28 Aug Microsoft: FPGA Wins Versus Google TPUs For AI

The Microsoft Brainwave mezzanine card extends each server with an Intel Altera Stratix 10 FPGA accelerator, synthesized to act as a “Soft DNN Processing Unit,” or DPU, and a fabric interconnect that enables datacenter-scale persistent neural networks.

At the recent Hot Chips conference, three of the world’s largest datacenter companies detailed projects that exploit Field Programmable Gate Arrays (FPGAs) as accelerators for performance-hungry datacenter applications, particularly for Machine Learning. While Xilinx and Intel (Altera) have long talked about the potential for their technologies to change the datacenter landscape, broad adoption has remained elusive, in part due to the challenges of FPGA development. Specifically, Amazon, Baidu, and Microsoft all announced technologies and initiatives that they hope will address those barriers to adoption and enhance their own AI services. Being a bit of a hardware geek, I will focus primarily here on the implications of Microsoft’s technology. However, it is worthwhile to also consider the Baidu and Amazon announcements; taken together, I believe these announcements may bode well for FPGA adoption in the datacenter, which in turn could pave the way for growth for Intel and especially Xilinx (as a pure FPGA play). “When the industry’s brightest spotlight turned to them at HotChips this week, Amazon, Baidu, and Microsoft all chose to talk about innovations in FPGA-based acceleration for their data centers,” said Steve Glaser, senior vice president of Corporate Strategy at Xilinx. “It is clear that momentum for FPGA acceleration in hyperscale data centers continues to be on the rise.

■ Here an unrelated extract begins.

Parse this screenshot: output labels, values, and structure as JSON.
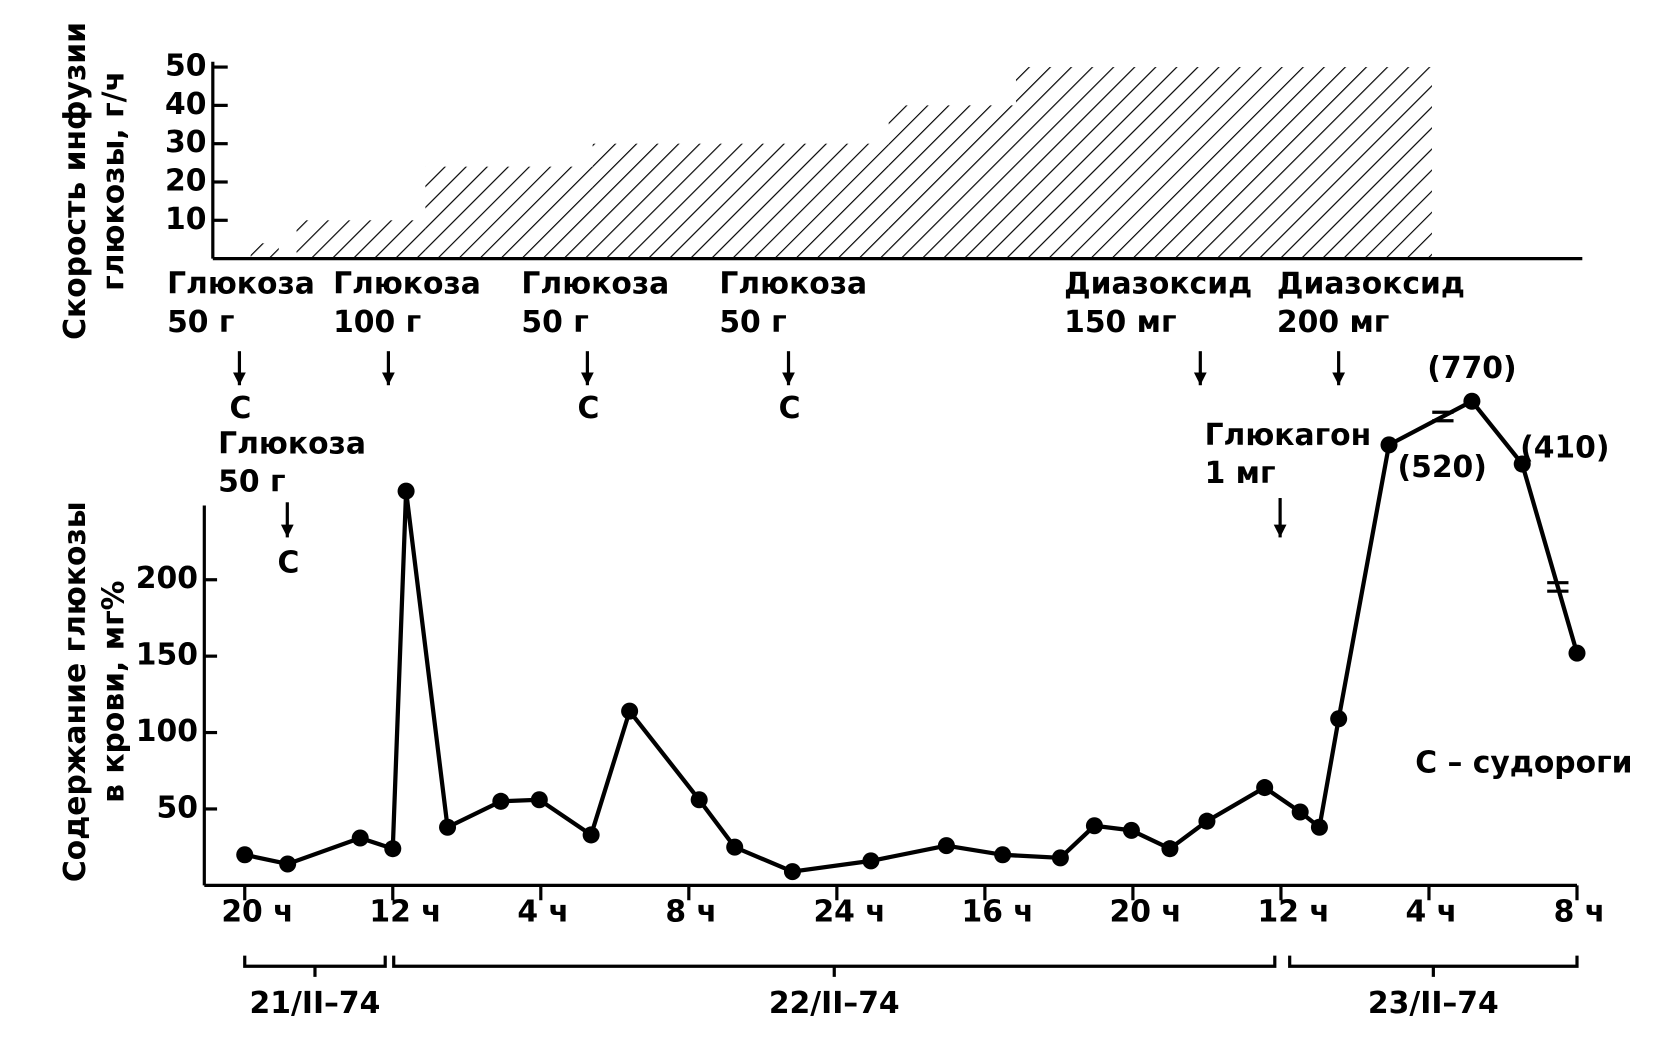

First, Baidu announced a new architecture they hope could broaden the use of FPGA’s as an acceleration platform.  The new Baidu “XPU” combines a CPU, GPU, and FPGA in a flexible configuration on a Xilinx FPGA, which they hope will be easier to program than traditional low-level techniques developers use today for FPGAs.  For their part, Amazon Web Services provided an update on their progress with the F1 acceleration platform, which supports an 8-node Xilinx-equipped EC2 instance to enable the FPGA acceleration application development.

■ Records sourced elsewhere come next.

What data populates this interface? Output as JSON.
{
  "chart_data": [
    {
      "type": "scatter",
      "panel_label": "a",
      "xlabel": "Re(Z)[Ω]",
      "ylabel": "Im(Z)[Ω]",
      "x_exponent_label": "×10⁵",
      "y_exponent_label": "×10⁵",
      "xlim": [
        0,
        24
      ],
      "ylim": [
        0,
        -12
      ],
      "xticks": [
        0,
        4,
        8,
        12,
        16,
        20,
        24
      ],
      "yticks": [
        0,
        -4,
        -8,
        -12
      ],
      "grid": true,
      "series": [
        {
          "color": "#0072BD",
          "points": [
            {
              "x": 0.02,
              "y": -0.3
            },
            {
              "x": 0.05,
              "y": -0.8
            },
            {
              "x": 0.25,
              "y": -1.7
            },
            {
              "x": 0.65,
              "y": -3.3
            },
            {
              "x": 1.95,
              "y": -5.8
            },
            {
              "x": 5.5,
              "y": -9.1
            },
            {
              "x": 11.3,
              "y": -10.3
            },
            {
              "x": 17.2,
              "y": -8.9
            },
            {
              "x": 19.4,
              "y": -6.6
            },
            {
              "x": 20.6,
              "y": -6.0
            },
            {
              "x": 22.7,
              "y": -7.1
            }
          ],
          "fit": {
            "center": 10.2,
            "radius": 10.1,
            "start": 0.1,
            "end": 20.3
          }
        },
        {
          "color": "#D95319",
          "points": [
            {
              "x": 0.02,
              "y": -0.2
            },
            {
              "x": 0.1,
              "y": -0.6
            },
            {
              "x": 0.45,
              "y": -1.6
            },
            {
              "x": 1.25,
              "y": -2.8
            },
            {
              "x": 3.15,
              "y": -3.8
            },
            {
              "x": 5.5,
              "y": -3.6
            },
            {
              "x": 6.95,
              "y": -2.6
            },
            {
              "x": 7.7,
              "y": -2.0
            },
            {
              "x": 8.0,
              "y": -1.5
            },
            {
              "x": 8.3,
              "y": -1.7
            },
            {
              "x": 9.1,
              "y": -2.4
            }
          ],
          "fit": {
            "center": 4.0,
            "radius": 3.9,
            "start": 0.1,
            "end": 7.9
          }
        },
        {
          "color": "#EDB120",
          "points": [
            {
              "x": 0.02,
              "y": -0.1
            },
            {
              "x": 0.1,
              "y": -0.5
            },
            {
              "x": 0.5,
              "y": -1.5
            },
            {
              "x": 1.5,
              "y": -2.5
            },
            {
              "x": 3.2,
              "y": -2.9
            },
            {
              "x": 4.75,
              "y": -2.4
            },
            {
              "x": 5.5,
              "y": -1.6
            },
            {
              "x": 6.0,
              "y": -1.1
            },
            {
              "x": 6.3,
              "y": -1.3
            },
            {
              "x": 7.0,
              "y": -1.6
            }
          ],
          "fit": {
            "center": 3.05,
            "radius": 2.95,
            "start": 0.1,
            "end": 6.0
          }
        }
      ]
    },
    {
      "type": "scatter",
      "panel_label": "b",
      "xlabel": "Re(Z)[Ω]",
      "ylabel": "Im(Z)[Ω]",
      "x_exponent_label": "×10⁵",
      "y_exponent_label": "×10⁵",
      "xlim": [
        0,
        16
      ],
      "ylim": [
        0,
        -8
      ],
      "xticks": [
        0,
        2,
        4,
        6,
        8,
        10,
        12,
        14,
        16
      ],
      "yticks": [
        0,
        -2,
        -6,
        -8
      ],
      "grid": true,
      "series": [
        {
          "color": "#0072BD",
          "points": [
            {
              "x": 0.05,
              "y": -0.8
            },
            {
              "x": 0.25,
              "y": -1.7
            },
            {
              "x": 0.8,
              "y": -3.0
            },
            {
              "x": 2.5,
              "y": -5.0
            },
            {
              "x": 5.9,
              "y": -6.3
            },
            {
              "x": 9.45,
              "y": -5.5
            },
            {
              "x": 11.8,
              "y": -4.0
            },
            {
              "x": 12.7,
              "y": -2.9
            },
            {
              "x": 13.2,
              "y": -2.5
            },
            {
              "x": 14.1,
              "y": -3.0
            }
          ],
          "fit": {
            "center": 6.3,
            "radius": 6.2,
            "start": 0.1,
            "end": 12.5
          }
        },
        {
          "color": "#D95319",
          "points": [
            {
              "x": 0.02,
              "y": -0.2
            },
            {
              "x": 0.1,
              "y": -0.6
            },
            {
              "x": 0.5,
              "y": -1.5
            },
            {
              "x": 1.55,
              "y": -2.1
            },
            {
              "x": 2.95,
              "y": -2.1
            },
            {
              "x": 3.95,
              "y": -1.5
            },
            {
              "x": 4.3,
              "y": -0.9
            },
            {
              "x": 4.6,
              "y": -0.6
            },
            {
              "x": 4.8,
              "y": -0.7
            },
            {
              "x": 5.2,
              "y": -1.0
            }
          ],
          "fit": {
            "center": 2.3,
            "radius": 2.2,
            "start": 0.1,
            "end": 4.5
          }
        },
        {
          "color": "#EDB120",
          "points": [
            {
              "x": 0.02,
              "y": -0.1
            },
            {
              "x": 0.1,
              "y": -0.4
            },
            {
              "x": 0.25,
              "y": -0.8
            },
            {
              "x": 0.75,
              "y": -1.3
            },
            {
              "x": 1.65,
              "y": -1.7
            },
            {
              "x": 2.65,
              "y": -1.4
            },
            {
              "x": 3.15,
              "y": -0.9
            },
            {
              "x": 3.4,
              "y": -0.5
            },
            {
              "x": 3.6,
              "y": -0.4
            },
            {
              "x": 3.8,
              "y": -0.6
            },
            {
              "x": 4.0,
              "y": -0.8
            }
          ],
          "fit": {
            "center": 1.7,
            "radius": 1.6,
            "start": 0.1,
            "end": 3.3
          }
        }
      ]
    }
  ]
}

Figure 1:  The Microsoft Brainwave mezzanine card extends each server with an Intel Altera Stratix 10 FPGA accelerator, synthesized to act as a “Soft DNN Processing Unit,” or DPU, and a fabric interconnect that enables datacenter-scale persistent neural networks.  Source: Microsoft.

What did Microsoft announce?

While Amazon and Baidu are working to render FPGA’s more accessible and easier to program on their clouds, Microsoft is perhaps the largest end-user of FPGAs for datacenter applications, accelerating a wide swath of their massive computing infrastructure and applications on Bing and Azure.  To demonstrate their resulting prowess, Microsoft unveiled Project Brainwave, a scalable acceleration platform for deep learning, which can provide real time responses for cloud-based AI services.  Microsoft had previously announced some 29 of these AI APIs, lowering the barriers to adoption for enterprises looking to get on board the AI bandwagon. Now Microsoft is sharing details about the hardware infrastructure upon which these MLaaS APIs and Bing internal services are built.

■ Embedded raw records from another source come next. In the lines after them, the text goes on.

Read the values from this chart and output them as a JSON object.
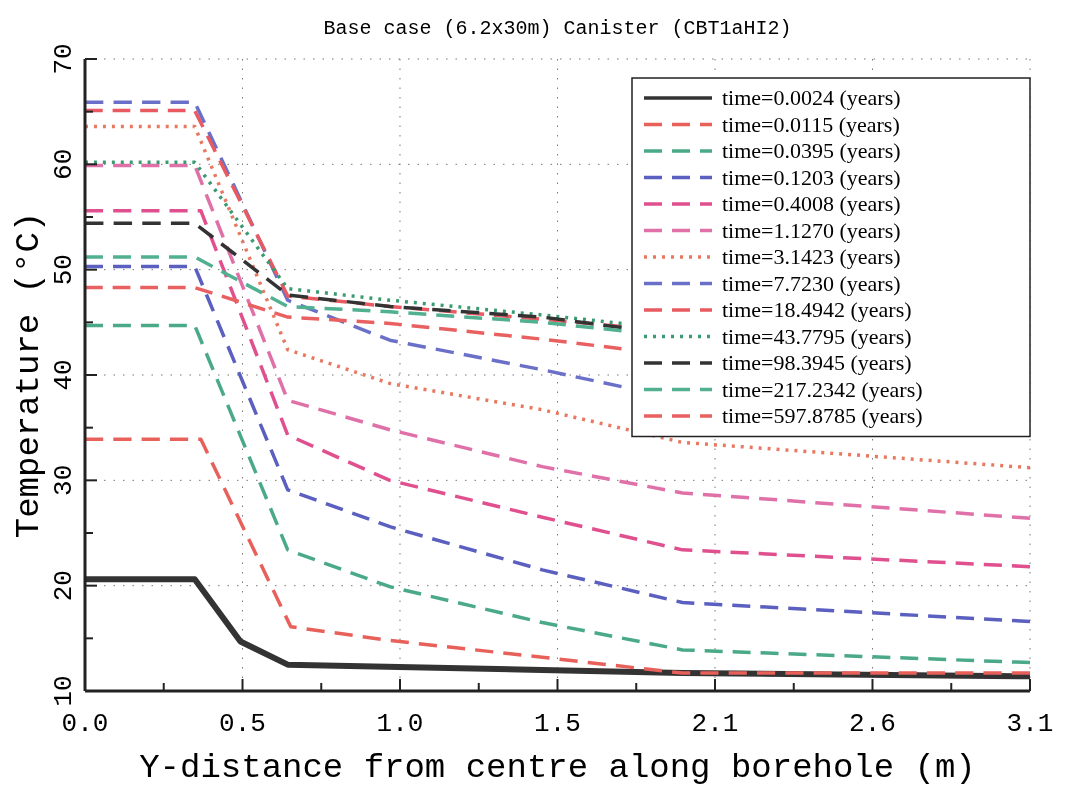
{
  "chart_data": {
    "type": "line",
    "title": "Base case (6.2x30m) Canister (CBT1aHI2)",
    "xlabel": "Y-distance from centre along borehole (m)",
    "ylabel": "Temperature (°C)",
    "xlim": [
      0,
      3.1
    ],
    "xticks": [
      {
        "value": 0,
        "label": "0.0"
      },
      {
        "value": 0.2583,
        "label": null
      },
      {
        "value": 0.5167,
        "label": "0.5"
      },
      {
        "value": 0.775,
        "label": null
      },
      {
        "value": 1.0333,
        "label": "1.0"
      },
      {
        "value": 1.2917,
        "label": null
      },
      {
        "value": 1.55,
        "label": "1.5"
      },
      {
        "value": 1.8083,
        "label": null
      },
      {
        "value": 2.0667,
        "label": "2.1"
      },
      {
        "value": 2.325,
        "label": null
      },
      {
        "value": 2.5833,
        "label": "2.6"
      },
      {
        "value": 2.8417,
        "label": null
      },
      {
        "value": 3.1,
        "label": "3.1"
      }
    ],
    "ylim": [
      10,
      70
    ],
    "yticks": [
      10,
      {
        "value": 15,
        "label": null
      },
      20,
      {
        "value": 25,
        "label": null
      },
      30,
      {
        "value": 35,
        "label": null
      },
      40,
      {
        "value": 45,
        "label": null
      },
      50,
      {
        "value": 55,
        "label": null
      },
      60,
      {
        "value": 65,
        "label": null
      },
      70
    ],
    "grid": true,
    "legend": "top right",
    "series": [
      {
        "name": "time=0.0024 (years)",
        "color": "#333333",
        "line_style": "solid",
        "x": [
          0,
          0.36,
          0.51,
          0.665,
          1.5,
          1.96,
          3.1
        ],
        "values": [
          20.6,
          20.6,
          14.7,
          12.5,
          12.0,
          11.7,
          11.4
        ]
      },
      {
        "name": "time=0.0115 (years)",
        "color": "#e8605a",
        "line_style": "dashed",
        "x": [
          0,
          0.38,
          0.675,
          1.0,
          1.5,
          1.96,
          3.1
        ],
        "values": [
          33.9,
          33.9,
          16.1,
          14.8,
          13.2,
          11.7,
          11.7
        ]
      },
      {
        "name": "time=0.0395 (years)",
        "color": "#4aaa88",
        "line_style": "dashed",
        "x": [
          0,
          0.36,
          0.665,
          1.0,
          1.5,
          1.96,
          3.1
        ],
        "values": [
          44.7,
          44.7,
          23.4,
          19.9,
          16.5,
          13.9,
          12.7
        ]
      },
      {
        "name": "time=0.1203 (years)",
        "color": "#5a5fc0",
        "line_style": "dashed",
        "x": [
          0,
          0.36,
          0.665,
          1.0,
          1.5,
          1.96,
          3.1
        ],
        "values": [
          50.3,
          50.3,
          29.1,
          25.6,
          21.5,
          18.4,
          16.6
        ]
      },
      {
        "name": "time=0.4008 (years)",
        "color": "#e0508f",
        "line_style": "dashed",
        "x": [
          0,
          0.38,
          0.665,
          1.0,
          1.5,
          1.96,
          3.1
        ],
        "values": [
          55.6,
          55.6,
          34.3,
          30.0,
          26.5,
          23.4,
          21.8
        ]
      },
      {
        "name": "time=1.1270 (years)",
        "color": "#e070a8",
        "line_style": "dashed",
        "x": [
          0,
          0.36,
          0.665,
          1.0,
          1.5,
          1.96,
          3.1
        ],
        "values": [
          59.9,
          59.9,
          37.6,
          34.8,
          31.3,
          28.8,
          26.4
        ]
      },
      {
        "name": "time=3.1423 (years)",
        "color": "#e87860",
        "line_style": "dotted",
        "x": [
          0,
          0.36,
          0.665,
          1.0,
          1.5,
          1.96,
          3.1
        ],
        "values": [
          63.6,
          63.6,
          42.4,
          39.2,
          36.7,
          33.6,
          31.2
        ]
      },
      {
        "name": "time=7.7230 (years)",
        "color": "#6a70c8",
        "line_style": "dashed",
        "x": [
          0,
          0.36,
          0.665,
          1.0,
          1.5,
          1.76
        ],
        "values": [
          65.9,
          65.9,
          47.1,
          43.3,
          40.5,
          38.9
        ]
      },
      {
        "name": "time=18.4942 (years)",
        "color": "#e85a60",
        "line_style": "dashed",
        "x": [
          0,
          0.36,
          0.665,
          1.0,
          1.5,
          1.76
        ],
        "values": [
          65.1,
          65.1,
          47.5,
          46.5,
          45.3,
          44.6
        ]
      },
      {
        "name": "time=43.7795 (years)",
        "color": "#3a9a70",
        "line_style": "dotted",
        "x": [
          0,
          0.36,
          0.665,
          1.0,
          1.5,
          1.76
        ],
        "values": [
          60.2,
          60.2,
          48.2,
          47.1,
          45.7,
          44.9
        ]
      },
      {
        "name": "time=98.3945 (years)",
        "color": "#333333",
        "line_style": "dashed",
        "x": [
          0,
          0.36,
          0.665,
          1.0,
          1.5,
          1.76
        ],
        "values": [
          54.4,
          54.4,
          47.6,
          46.5,
          45.5,
          44.5
        ]
      },
      {
        "name": "time=217.2342 (years)",
        "color": "#50b090",
        "line_style": "dashed",
        "x": [
          0,
          0.36,
          0.665,
          1.0,
          1.5,
          1.76
        ],
        "values": [
          51.2,
          51.2,
          46.5,
          46.0,
          45.0,
          44.2
        ]
      },
      {
        "name": "time=597.8785 (years)",
        "color": "#e86060",
        "line_style": "dashed",
        "x": [
          0,
          0.36,
          0.665,
          1.0,
          1.5,
          1.76
        ],
        "values": [
          48.3,
          48.3,
          45.5,
          44.9,
          43.4,
          42.5
        ]
      }
    ]
  }
}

Microsoft’s Project Brainwave consists of three components:

    1. A high-performance systems architecture that pools accelerators for datacenter-wide services and scale. By linking their accelerators across a high bandwidth, low-latency fabric, Microsoft can dynamically allocate these resources to optimize their utilization while keeping latencies very low.
    2. A “soft” DNN processor (DPU) that is programmed, or synthesized, on 14nm class Altera FPGAs. More on this below.
    3. A compiler and run-time environment to support efficient deployment of trained neural network models using CNTK, Microsoft’s DNN platform. Similar to the case of Google’s TPU and TensorFlow, Microsoft requires a hardware platform that is optimized for their own Interestingly, Microsoft has claimed that CNTK can have significant performance advantages over TensorFow, especially for recurrent neural networks used for natural language processing. It is not clear the extent to which Brainwave further enhances CNTK performance.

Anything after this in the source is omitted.